Saturday, April 14, 2018

Flies, ferns and trees

Now spring is advancing rapidly there is a large variety of bees and flies sunning themselves on the trunk of the birch tree.  For example, the hoverfly below.


Over the last few days there have been several male sallow catkins (Salix caprea) on the ground in or near M3.  They must have come from the large example some twenty metres to the south which has flowered well this year and I suppose they must have been blown across, though I do not recall seeing this before.  They may be just fallen flowers but there is enough left in them to support and protect the sallow fly larvae (Egle spp.) that live inside them: a good example of a symbiosis where both species benefit and no harm is done.


In Planet Terracotta a leaf of the wood anemone (Anemone nemorosa) has appeared as it usually does.  It has now survived in this rather hostile environment for ten years, but shows no sign of flowering or spreading.


In contrast to the wood anemone, the broad buckler-fern (Dryopteris dilatata) continues to enlarge and now has seven fronds.
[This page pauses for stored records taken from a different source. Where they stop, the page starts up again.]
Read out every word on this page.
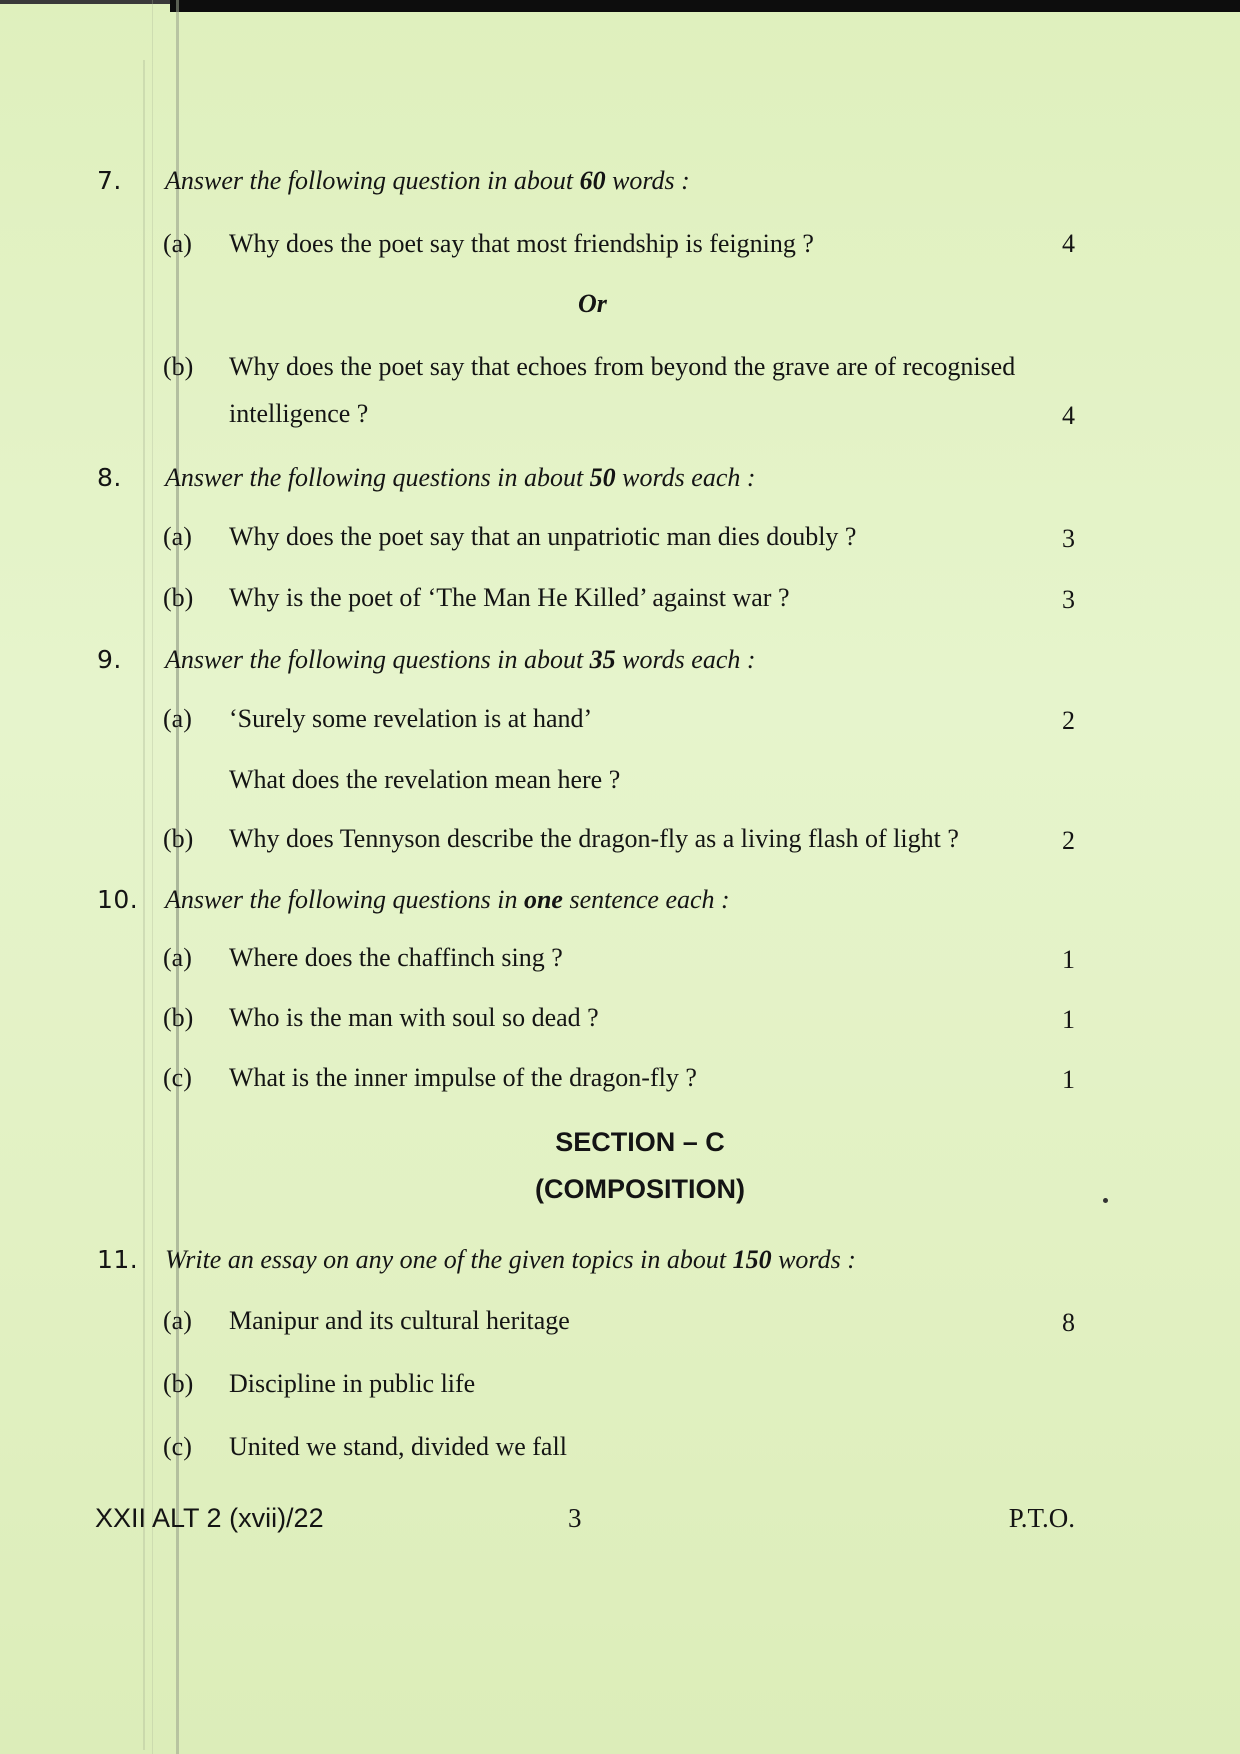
7. Answer the following question in about 60 words :
(a) Why does the poet say that most friendship is feigning ?	4
Or
(b) Why does the poet say that echoes from beyond the grave are of recognised
intelligence ?	4
8. Answer the following questions in about 50 words each :
(a) Why does the poet say that an unpatriotic man dies doubly ?	3
(b) Why is the poet of ‘The Man He Killed’ against war ?	3
9. Answer the following questions in about 35 words each :
(a) ‘Surely some revelation is at hand’	2
What does the revelation mean here ?
(b) Why does Tennyson describe the dragon-fly as a living flash of light ?	2
10. Answer the following questions in one sentence each :
(a) Where does the chaffinch sing ?	1
(b) Who is the man with soul so dead ?	1
(c) What is the inner impulse of the dragon-fly ?	1
SECTION – C
(COMPOSITION)
11. Write an essay on any one of the given topics in about 150 words :
(a) Manipur and its cultural heritage	8
(b) Discipline in public life
(c) United we stand, divided we fall
XXII ALT 2 (xvii)/22	3	P.T.O.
They grow very rapidly once they start, but I wonder why they don't all develop at the same rate.  It has an Award of Garden Merit from the Royal Horticultural Society and is a very common wild plant in our area.


Another fast developer is the sycamore (Acer pseudoplatanus).  This year at least six seedlings have appeared, more than at any time before.  As seedlings the species is very attractive but, if left, I fear they would come to dominate the whole of M3.  Considered by most to be an introduction, there are relatively few insects that eat the leaves and, with its fast growth, it can quickly become a dominant or the only species where it flourishes.  As I said when I found a sycamore seed in M3 last autumn, I do not know the source of this species as there are no trees nearby that I know of that are large enough to bear fruit.